Je sais pas si elle pourrait sortir aujourd'hui, il y a quand même des choses, bon le comportement de Barnet par exemple au début est un petit peu problématique dans les prises de conscience récentes qu'on a eues au niveau sociétal on va dire. Mais c'est une série qui me touche toujours beaucoup. Et d'ailleurs Barnet est mon personnage préféré, non pas parce qu'au début c'est un immense connard, mais parce que c'est le personnage qui a la plus grande évolution et qui vient toucher du doigt la plus grande d'humanité je pense. Ted est extrêmement toxique, Marshall Ellie, son Marshall Ellie, donc voilà. Et Robin est plutôt toxique aussi en vérité. Et Barnet malgré toute sa toxicité est quelqu'un qui m'a toujours beaucoup touché vis-à-vis de l'amour qu'il porte à Robin, de la fuite en avant dans laquelle il se place quand en fait il en séduit plein d'autres. Et ouais il y a quelque chose de beau dans son évolution à la fin et dans tout l'amour qu'il donne à la fille qu'il a à la fin.
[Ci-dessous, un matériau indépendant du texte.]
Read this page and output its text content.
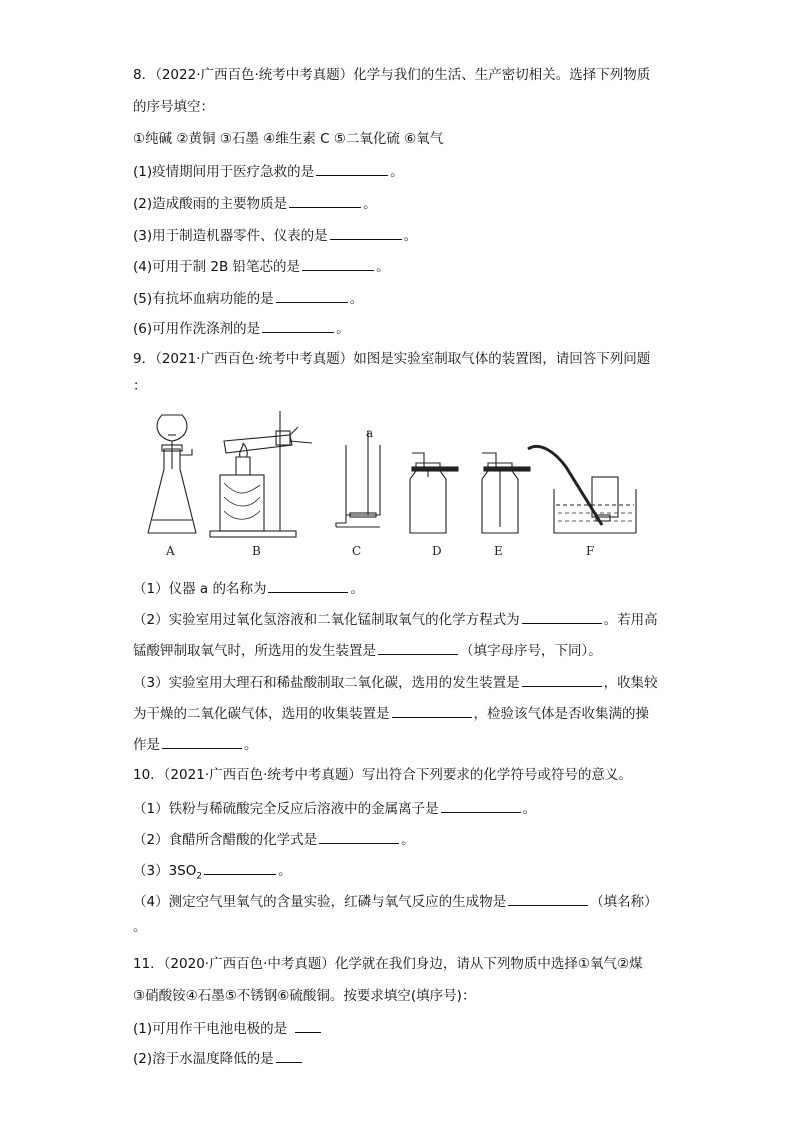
8．（2022·广西百色·统考中考真题）化学与我们的生活、生产密切相关。选择下列物质
的序号填空：
①纯碱 ②黄铜 ③石墨 ④维生素 C ⑤二氧化硫 ⑥氧气
(1)疫情期间用于医疗急救的是	。
(2)造成酸雨的主要物质是	。
(3)用于制造机器零件、仪表的是	。
(4)可用于制 2B 铅笔芯的是	。
(5)有抗坏血病功能的是	。
(6)可用作洗涤剂的是	。
9．（2021·广西百色·统考中考真题）如图是实验室制取气体的装置图，请回答下列问题
：
A	B	C	D	E	F
a
（1）仪器 a 的名称为	。
（2）实验室用过氧化氢溶液和二氧化锰制取氧气的化学方程式为	。若用高
锰酸钾制取氧气时，所选用的发生装置是	（填字母序号，下同）。
（3）实验室用大理石和稀盐酸制取二氧化碳，选用的发生装置是	，收集较
为干燥的二氧化碳气体，选用的收集装置是	，检验该气体是否收集满的操
作是	。
10．（2021·广西百色·统考中考真题）写出符合下列要求的化学符号或符号的意义。
（1）铁粉与稀硫酸完全反应后溶液中的金属离子是	。
（2）食醋所含醋酸的化学式是	。
$(3)3SO_2$	。
（4）测定空气里氧气的含量实验，红磷与氧气反应的生成物是	（填名称）
。
11．（2020·广西百色·中考真题）化学就在我们身边，请从下列物质中选择①氧气②煤
③硝酸铵④石墨⑤不锈钢⑥硫酸铜。按要求填空(填序号)：
(1)可用作干电池电极的是
(2)溶于水温度降低的是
Enfin bref, série que j'adore. J'étais donc en train, parce que je suis parti de là quand même, j'étais donc en train de faire la sieste devant un épisode d'I Met Your Mother et je me suis dit quand même, quand même mon Sam, cette fin de semaine tu es de mariage, sauf que tu as un podcast à assurer. Et toutes les semaines j'ai envie de faire un épisode, au moins un épisode, parce qu'en vérité sur les semaines d'avant il y a eu deux épisodes par semaine, un épisode avec des invités, il y a eu Gaël, puis il y a eu Julie. Il y en aura d'autres, j'en ai enregistré d'autres, c'est trop cool, je suis trop content. Ce qui est marrant c'est que j'ai enregistré des podcasts avec des gens qui m'ont drop des exclus. Et donc je les garde pour quand il y aura, quand on pourra en parler. Donc c'est trop cool, je suis trop content.
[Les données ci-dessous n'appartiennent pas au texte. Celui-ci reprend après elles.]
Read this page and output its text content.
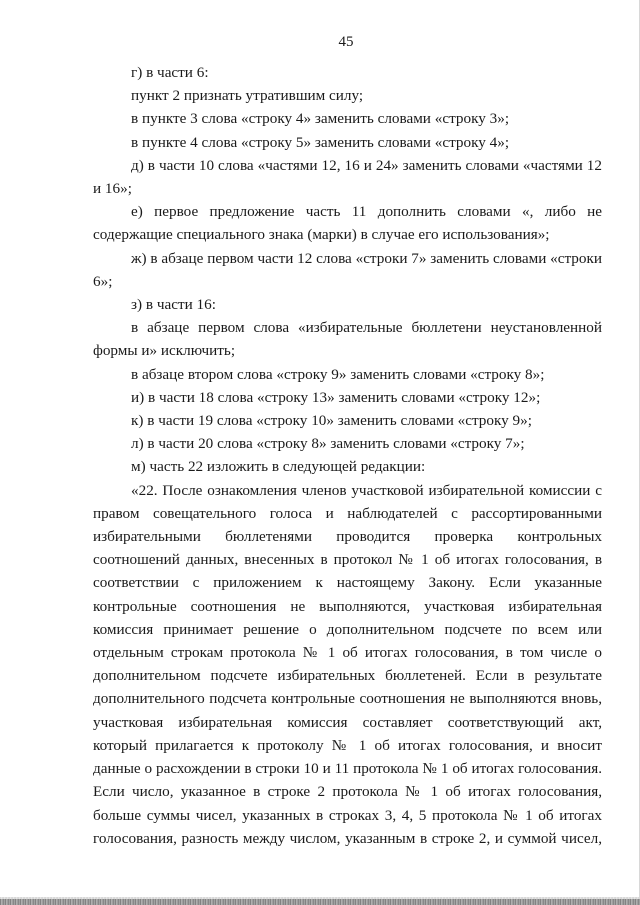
45

г) в части 6:

пункт 2 признать утратившим силу;

в пункте 3 слова «строку 4» заменить словами «строку 3»;

в пункте 4 слова «строку 5» заменить словами «строку 4»;

д) в части 10 слова «частями 12, 16 и 24» заменить словами «частями 12 и 16»;

е) первое предложение часть 11 дополнить словами «, либо не содержащие специального знака (марки) в случае его использования»;

ж) в абзаце первом части 12 слова «строки 7» заменить словами «строки 6»;

з) в части 16:

в абзаце первом слова «избирательные бюллетени неустановленной формы и» исключить;

в абзаце втором слова «строку 9» заменить словами «строку 8»;

и) в части 18 слова «строку 13» заменить словами «строку 12»;

к) в части 19 слова «строку 10» заменить словами «строку 9»;

л) в части 20 слова «строку 8» заменить словами «строку 7»;

м) часть 22 изложить в следующей редакции:

«22. После ознакомления членов участковой избирательной комиссии с правом совещательного голоса и наблюдателей с рассортированными избирательными бюллетенями проводится проверка контрольных соотношений данных, внесенных в протокол № 1 об итогах голосования, в соответствии с приложением к настоящему Закону. Если указанные контрольные соотношения не выполняются, участковая избирательная комиссия принимает решение о дополнительном подсчете по всем или отдельным строкам протокола № 1 об итогах голосования, в том числе о дополнительном подсчете избирательных бюллетеней. Если в результате дополнительного подсчета контрольные соотношения не выполняются вновь, участковая избирательная комиссия составляет соответствующий акт, который прилагается к протоколу № 1 об итогах голосования, и вносит данные о расхождении в строки 10 и 11 протокола № 1 об итогах голосования. Если число, указанное в строке 2 протокола № 1 об итогах голосования, больше суммы чисел, указанных в строках 3, 4, 5 протокола № 1 об итогах голосования, разность между числом, указанным в строке 2, и суммой чисел,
J'ai trop trop hâte de vous partager ces épisodes. Je fais de plus en plus d'épisodes à deux parce qu'ils me passionnent. Ils me passionnent. Je les trouve extrêmement inspirants pour vous qui m'écoutez, pour toi qui m'écoute. C'est vrai qu'à chaque fois je dis que je tutoie, mais en fait je passe mon temps à vous voyez. Beaucoup trop de respect entre nous. Et aussi pour moi. Je les adore, je découvre des gens passionnants et ça me touche beaucoup, ça m'inspire beaucoup et ça me fait vraiment dire que oui, il y a plein de beaux livres à écrire. Voilà. Donc, un épisode toutes les semaines. Là je me suis dit, Sam, ça fait une heure et demie que tu es allongé sur ton canapé en train de regarder une télé. Il s'agirait quand même de se bouger un petit peu. J'ai branché le micro, allumé la caméra et c'est parti.
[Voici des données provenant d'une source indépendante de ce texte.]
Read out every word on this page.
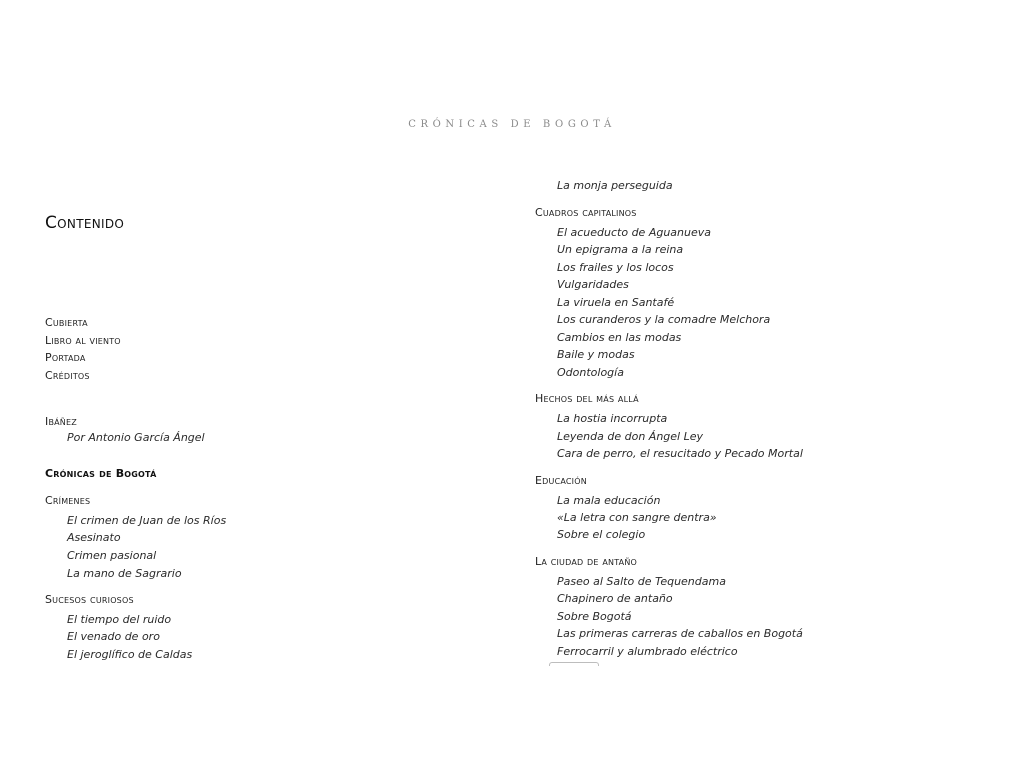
CRÓNICAS DE BOGOTÁ
Contenido
Cubierta
Libro al viento
Portada
Créditos
Ibáñez
Por Antonio García Ángel
Crónicas de Bogotá
Crímenes
El crimen de Juan de los Ríos
Asesinato
Crimen pasional
La mano de Sagrario
Sucesos curiosos
El tiempo del ruido
El venado de oro
El jeroglífico de Caldas
La monja perseguida
Cuadros capitalinos
El acueducto de Aguanueva
Un epigrama a la reina
Los frailes y los locos
Vulgaridades
La viruela en Santafé
Los curanderos y la comadre Melchora
Cambios en las modas
Baile y modas
Odontología
Hechos del más allá
La hostia incorrupta
Leyenda de don Ángel Ley
Cara de perro, el resucitado y Pecado Mortal
Educación
La mala educación
«La letra con sangre dentra»
Sobre el colegio
La ciudad de antaño
Paseo al Salto de Tequendama
Chapinero de antaño
Sobre Bogotá
Las primeras carreras de caballos en Bogotá
Ferrocarril y alumbrado eléctrico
Voilà, voilà. J'avais pas trop de sujets aujourd'hui, mais hier j'ai été marqué par quelque chose. Je fais en sorte désormais d'essayer de capter ce que m'envoie la vie.
Parce que c'est bien d'avoir des plans, c'est bien de se dire, ok, je vais faire ça, puis ça, puis ça, puis demain et après-demain et machin et truc. Mais je trouve ça intéressant parfois d'avoir l'ouverture d'esprit, de rester curieux et de s'ouvrir à ce que nous amène la vie. Parce que je trouve que le hasard fait toujours bien les choses. Et donc, hier, hier, attendez, je sors la citation, hier pareil, alors vous allez voir, il y a une sorte de récurrence sur mes journées.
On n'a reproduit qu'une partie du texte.